London Korean Links

Covering things Korean in London and beyond since 2006

Afghanistan worst fighting “since the Korean War”

Lt Gen David WilliamsIt’s taken the interview over a week to make it from the BBC World Service onto BBC TV primetime (News at Ten) but on Friday evening the Beeb had a feature on the British military presence in Afghanistan. The interview was with Lt Gen David Richards (left).

He is commanding the Nato force in the country and has described the threat as “persistent low-level dirty fighting”.

Extra helicopters and equipment were required to cope, he said.

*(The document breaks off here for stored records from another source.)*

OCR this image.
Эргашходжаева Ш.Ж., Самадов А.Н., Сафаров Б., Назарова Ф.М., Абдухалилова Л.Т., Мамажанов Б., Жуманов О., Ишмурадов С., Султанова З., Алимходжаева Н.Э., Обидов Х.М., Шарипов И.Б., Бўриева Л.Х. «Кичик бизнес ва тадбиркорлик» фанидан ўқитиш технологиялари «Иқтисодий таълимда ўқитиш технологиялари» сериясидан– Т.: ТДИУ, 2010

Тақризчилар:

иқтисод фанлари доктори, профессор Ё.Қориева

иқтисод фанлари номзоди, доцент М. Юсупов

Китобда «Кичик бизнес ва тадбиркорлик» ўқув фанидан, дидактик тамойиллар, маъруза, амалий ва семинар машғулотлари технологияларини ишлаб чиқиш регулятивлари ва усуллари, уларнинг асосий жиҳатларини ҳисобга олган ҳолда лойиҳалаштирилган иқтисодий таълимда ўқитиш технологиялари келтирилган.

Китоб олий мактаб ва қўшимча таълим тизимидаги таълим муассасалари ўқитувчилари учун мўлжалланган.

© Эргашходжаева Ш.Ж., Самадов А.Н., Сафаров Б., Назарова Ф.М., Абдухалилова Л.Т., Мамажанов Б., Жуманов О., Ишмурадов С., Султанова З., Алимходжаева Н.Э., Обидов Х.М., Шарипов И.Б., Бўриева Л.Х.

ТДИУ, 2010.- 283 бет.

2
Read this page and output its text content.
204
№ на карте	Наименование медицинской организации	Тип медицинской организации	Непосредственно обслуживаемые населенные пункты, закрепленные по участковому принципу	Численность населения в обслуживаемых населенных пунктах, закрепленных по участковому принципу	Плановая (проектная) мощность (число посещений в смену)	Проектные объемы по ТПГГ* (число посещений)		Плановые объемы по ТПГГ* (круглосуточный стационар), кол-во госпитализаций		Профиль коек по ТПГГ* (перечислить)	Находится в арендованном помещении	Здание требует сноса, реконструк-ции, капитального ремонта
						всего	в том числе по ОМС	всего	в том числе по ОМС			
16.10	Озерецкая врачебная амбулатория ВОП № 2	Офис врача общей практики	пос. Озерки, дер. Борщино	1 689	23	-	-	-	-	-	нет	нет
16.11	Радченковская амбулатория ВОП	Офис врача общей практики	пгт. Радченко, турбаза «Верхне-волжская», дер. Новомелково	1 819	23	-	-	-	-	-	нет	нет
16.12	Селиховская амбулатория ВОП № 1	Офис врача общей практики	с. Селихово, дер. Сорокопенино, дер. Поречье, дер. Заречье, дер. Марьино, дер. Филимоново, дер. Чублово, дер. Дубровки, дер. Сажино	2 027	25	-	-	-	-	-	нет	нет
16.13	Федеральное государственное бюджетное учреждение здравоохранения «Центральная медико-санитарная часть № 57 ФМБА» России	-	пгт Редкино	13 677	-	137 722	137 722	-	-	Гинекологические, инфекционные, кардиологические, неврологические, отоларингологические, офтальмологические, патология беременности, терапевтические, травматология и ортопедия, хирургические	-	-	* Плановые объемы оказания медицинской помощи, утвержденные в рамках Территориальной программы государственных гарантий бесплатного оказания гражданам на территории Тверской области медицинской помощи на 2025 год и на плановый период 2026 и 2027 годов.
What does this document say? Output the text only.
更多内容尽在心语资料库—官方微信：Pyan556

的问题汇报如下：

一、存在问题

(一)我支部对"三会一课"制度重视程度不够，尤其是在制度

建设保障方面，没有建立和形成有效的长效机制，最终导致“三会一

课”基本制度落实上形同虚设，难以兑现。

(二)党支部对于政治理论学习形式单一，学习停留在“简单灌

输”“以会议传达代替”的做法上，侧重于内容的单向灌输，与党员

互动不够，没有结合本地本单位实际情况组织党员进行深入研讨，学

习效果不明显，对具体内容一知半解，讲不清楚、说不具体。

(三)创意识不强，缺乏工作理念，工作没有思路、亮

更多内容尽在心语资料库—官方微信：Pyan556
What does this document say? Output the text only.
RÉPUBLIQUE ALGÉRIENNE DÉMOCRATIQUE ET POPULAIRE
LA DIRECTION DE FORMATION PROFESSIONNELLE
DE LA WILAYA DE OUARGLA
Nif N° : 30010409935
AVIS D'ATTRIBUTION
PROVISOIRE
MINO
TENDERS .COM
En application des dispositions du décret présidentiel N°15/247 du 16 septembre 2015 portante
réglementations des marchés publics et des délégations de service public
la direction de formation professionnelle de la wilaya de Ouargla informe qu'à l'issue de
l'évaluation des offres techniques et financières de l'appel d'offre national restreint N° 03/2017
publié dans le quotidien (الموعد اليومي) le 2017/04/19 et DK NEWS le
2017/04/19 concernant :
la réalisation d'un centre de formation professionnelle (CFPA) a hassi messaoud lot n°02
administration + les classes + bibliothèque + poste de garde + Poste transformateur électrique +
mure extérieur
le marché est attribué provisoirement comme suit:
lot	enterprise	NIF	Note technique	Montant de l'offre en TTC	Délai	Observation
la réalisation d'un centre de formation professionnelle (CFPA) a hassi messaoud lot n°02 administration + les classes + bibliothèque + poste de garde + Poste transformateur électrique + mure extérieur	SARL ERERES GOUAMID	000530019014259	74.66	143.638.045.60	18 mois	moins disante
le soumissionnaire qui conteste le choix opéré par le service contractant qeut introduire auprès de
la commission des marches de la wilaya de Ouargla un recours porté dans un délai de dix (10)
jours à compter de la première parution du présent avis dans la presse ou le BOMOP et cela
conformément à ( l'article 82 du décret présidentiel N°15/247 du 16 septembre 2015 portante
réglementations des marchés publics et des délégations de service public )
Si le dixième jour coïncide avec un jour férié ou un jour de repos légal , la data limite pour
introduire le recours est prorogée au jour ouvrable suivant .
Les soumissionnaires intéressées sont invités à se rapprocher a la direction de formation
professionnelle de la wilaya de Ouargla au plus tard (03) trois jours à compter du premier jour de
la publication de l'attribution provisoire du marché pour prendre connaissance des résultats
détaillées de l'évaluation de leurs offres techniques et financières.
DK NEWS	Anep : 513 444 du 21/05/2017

“This sort of thing hasn’t really happened so consistently, I don’t think, since the Korean War or the Second World War,” he told the BBC World Service.

“It happened for periods in the Falklands, obviously, and it happened for short periods in the Gulf on both occasions. But this is persistent low-level dirty fighting.”

The comment echoes remarks made by the UK’s chief of Defence Staff in 2001, again in relation to Afghanistan.

Admiral Sir Michael Boyce compared it to a new Cold War and said the conflict in Afghanistan was the most difficult Britain had faced since the Korean War in the 1950s.

Separately, in a friendly fire incident in Afghanistan in 2002 it was noted that:

It was the first time Canadian troops had been killed in a combat zone since the Korean War in the early 1950s.

What’s interesting about this is not that there’s a lot of sustained fighting going on in Afghanistan, but that a general likens it to the Korean war. My guess is that less than 1% of the British population know that British troops made up part of the UN forces in the Korean war. There’s a brief summary on the BBC site.